Top Level Design was recognized by ICANN as the .gay registry on May 23, 2019, after competing applicants dropped their bids.

The "Sunrise II" phase for registration began on April 6, 2020. Following a delay because of the COVID-19 pandemic, during which Top Level Design offered to provide a limited number of domains to groups "working to foster digital Pride", domains became available to the general public on September 16, 2020. Twenty percent of registration revenue will benefit CenterLink and GLAAD; approximately $75,000 was raised, as of late September 2020.

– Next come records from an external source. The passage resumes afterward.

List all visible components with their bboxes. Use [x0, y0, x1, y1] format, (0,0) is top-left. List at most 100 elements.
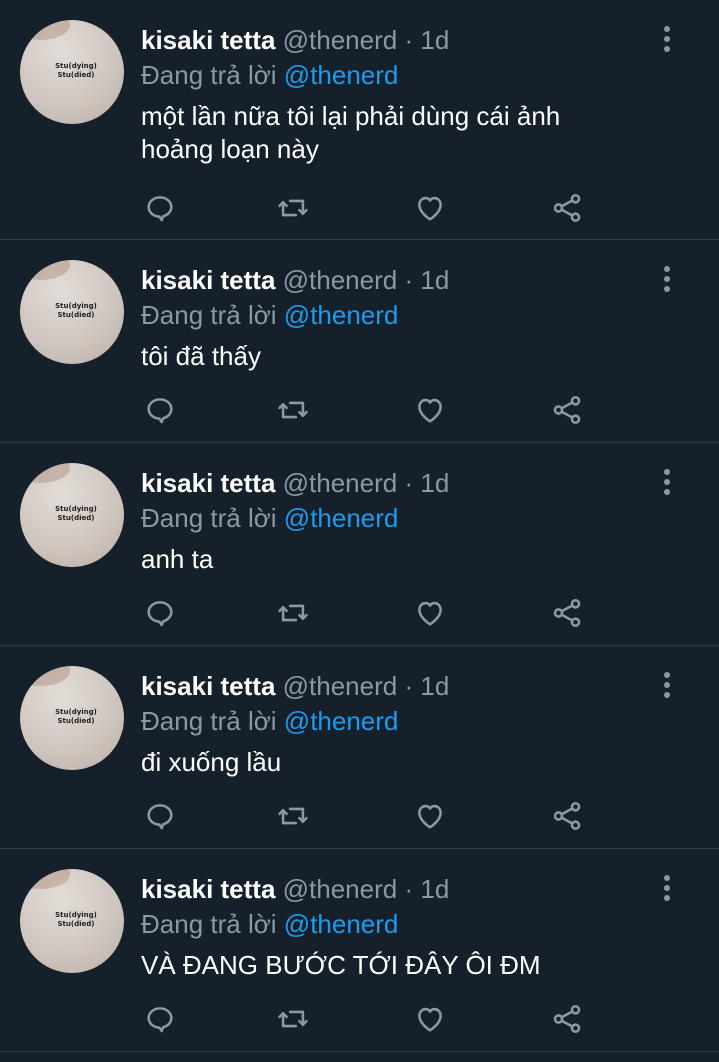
tweet[interactable]: Stu(dying) Stu(died) kisaki tetta @thene…	[0, 240, 719, 443]
replying-to-mention[interactable]: @thenerd	[284, 706, 399, 736]
share-button[interactable]	[547, 796, 587, 836]
more-vertical-icon[interactable]	[657, 266, 677, 296]
separator-dot: ·	[404, 265, 414, 295]
retweet-button[interactable]	[273, 999, 313, 1039]
replying-to-mention[interactable]: @thenerd	[284, 300, 399, 330]
avatar-shirt-text: Stu(dying) Stu(died)	[55, 708, 97, 725]
share-button[interactable]	[547, 999, 587, 1039]
tweet-text: VÀ ĐANG BƯỚC TỚI ĐÂY ÔI ĐM	[141, 950, 541, 980]
timestamp[interactable]: 1d	[420, 265, 449, 295]
tweet-actions	[140, 999, 600, 1039]
avatar-shirt-text: Stu(dying) Stu(died)	[55, 62, 97, 79]
timestamp[interactable]: 1d	[420, 874, 449, 904]
user-handle[interactable]: @thenerd	[283, 265, 398, 295]
timestamp[interactable]: 1d	[420, 671, 449, 701]
tweet-text: một lần nữa tôi lại phải dùng cái ảnh ho…	[141, 101, 561, 164]
heart-icon	[418, 1007, 442, 1032]
user-handle[interactable]: @thenerd	[283, 671, 398, 701]
display-name[interactable]: kisaki tetta	[141, 25, 275, 55]
reply-button[interactable]	[140, 390, 180, 430]
replying-to-label: Đang trả lời	[141, 706, 277, 736]
display-name[interactable]: kisaki tetta	[141, 468, 275, 498]
avatar-shirt-text: Stu(dying) Stu(died)	[55, 302, 97, 319]
avatar-shade	[20, 869, 70, 889]
retweet-icon	[278, 401, 308, 419]
avatar-shirt-text: Stu(dying) Stu(died)	[55, 505, 97, 522]
more-vertical-icon[interactable]	[657, 875, 677, 905]
retweet-icon	[278, 1010, 308, 1028]
reply-button[interactable]	[140, 999, 180, 1039]
replying-to-label: Đang trả lời	[141, 909, 277, 939]
reply-thread: Stu(dying) Stu(died) kisaki tetta @thene…	[0, 0, 719, 1052]
share-icon	[553, 1004, 581, 1034]
reply-button[interactable]	[140, 796, 180, 836]
share-icon	[553, 801, 581, 831]
avatar-shade	[20, 20, 70, 40]
tweet-header: kisaki tetta @thenerd · 1d	[141, 465, 659, 501]
heart-icon	[418, 196, 442, 221]
user-handle[interactable]: @thenerd	[283, 468, 398, 498]
display-name[interactable]: kisaki tetta	[141, 874, 275, 904]
avatar[interactable]: Stu(dying) Stu(died)	[20, 260, 124, 364]
replying-to-label: Đang trả lời	[141, 503, 277, 533]
like-button[interactable]	[410, 593, 450, 633]
tweet[interactable]: Stu(dying) Stu(died) kisaki tetta @thene…	[0, 443, 719, 646]
display-name[interactable]: kisaki tetta	[141, 671, 275, 701]
heart-icon	[418, 398, 442, 423]
avatar[interactable]: Stu(dying) Stu(died)	[20, 666, 124, 770]
reply-button[interactable]	[140, 593, 180, 633]
tweet-header: kisaki tetta @thenerd · 1d	[141, 668, 659, 704]
heart-icon	[418, 804, 442, 829]
replying-to: Đang trả lời @thenerd	[141, 501, 659, 535]
like-button[interactable]	[410, 796, 450, 836]
like-button[interactable]	[410, 188, 450, 228]
separator-dot: ·	[404, 874, 414, 904]
tweet[interactable]: Stu(dying) Stu(died) kisaki tetta @thene…	[0, 0, 719, 240]
user-handle[interactable]: @thenerd	[283, 874, 398, 904]
avatar-shade	[20, 666, 70, 686]
replying-to: Đang trả lời @thenerd	[141, 907, 659, 941]
reply-button[interactable]	[140, 188, 180, 228]
replying-to-mention[interactable]: @thenerd	[284, 60, 399, 90]
share-button[interactable]	[547, 593, 587, 633]
tweet-content: kisaki tetta @thenerd · 1d Đang trả lời …	[141, 262, 659, 373]
tweet-text: anh ta	[141, 544, 214, 574]
user-handle[interactable]: @thenerd	[283, 25, 398, 55]
tweet-actions	[140, 796, 600, 836]
reply-icon	[147, 196, 173, 222]
tweet[interactable]: Stu(dying) Stu(died) kisaki tetta @thene…	[0, 849, 719, 1052]
like-button[interactable]	[410, 999, 450, 1039]
replying-to-mention[interactable]: @thenerd	[284, 503, 399, 533]
share-icon	[553, 395, 581, 425]
more-vertical-icon[interactable]	[657, 469, 677, 499]
share-icon	[553, 193, 581, 223]
share-button[interactable]	[547, 188, 587, 228]
replying-to-mention[interactable]: @thenerd	[284, 909, 399, 939]
more-vertical-icon[interactable]	[657, 26, 677, 56]
tweet[interactable]: Stu(dying) Stu(died) kisaki tetta @thene…	[0, 646, 719, 849]
retweet-button[interactable]	[273, 390, 313, 430]
separator-dot: ·	[404, 25, 414, 55]
avatar[interactable]: Stu(dying) Stu(died)	[20, 20, 124, 124]
more-vertical-icon[interactable]	[657, 672, 677, 702]
avatar-shade	[20, 260, 70, 280]
like-button[interactable]	[410, 390, 450, 430]
tweet-text: tôi đã thấy	[141, 341, 261, 371]
tweet-content: kisaki tetta @thenerd · 1d Đang trả lời …	[141, 22, 659, 166]
replying-to: Đang trả lời @thenerd	[141, 58, 659, 92]
timestamp[interactable]: 1d	[420, 25, 449, 55]
retweet-button[interactable]	[273, 188, 313, 228]
separator-dot: ·	[404, 671, 414, 701]
timestamp[interactable]: 1d	[420, 468, 449, 498]
retweet-icon	[278, 199, 308, 217]
reply-icon	[147, 398, 173, 424]
display-name[interactable]: kisaki tetta	[141, 265, 275, 295]
retweet-button[interactable]	[273, 593, 313, 633]
share-button[interactable]	[547, 390, 587, 430]
retweet-icon	[278, 604, 308, 622]
avatar[interactable]: Stu(dying) Stu(died)	[20, 463, 124, 567]
avatar-shirt-text: Stu(dying) Stu(died)	[55, 911, 97, 928]
replying-to: Đang trả lời @thenerd	[141, 704, 659, 738]
retweet-button[interactable]	[273, 796, 313, 836]
avatar[interactable]: Stu(dying) Stu(died)	[20, 869, 124, 973]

The web series The Library, which explores LGBT slang and other concepts, debuted alongside the gTLD's launch. Logan Lynn, who helped with the launch, said the 2020 release commemorated 50 years since the first pride parade. Domains have been registered by Roxane Gay, Grindr, Instinct, Billie Jean King, PFLAG, and George Takei.

===Social media campaigns===
Since its creation, .gay has launched a number of pro-LGBTQ social media and web campaigns. During the monkeypox outbreak in summer 2022, the site highlighted resources available to members of the LGBT community. Similarly, .gay has also launched celebrations for International Transgender Day of Visibility, Pride Month, National Coming Out Day, and more. Notable people who .gay has profiled since its creation include Chris Mosier, Angelica Ross, and Sophie.

==Harassment protections==
The gTLD offers harassment protections. According to Willamette Weeks Andrew Jankowski, "The .gay rights protections policy gives users a clear guide on making sites queer-friendly, while outlining behavior that gets would-be trolls banned from misusing the extension."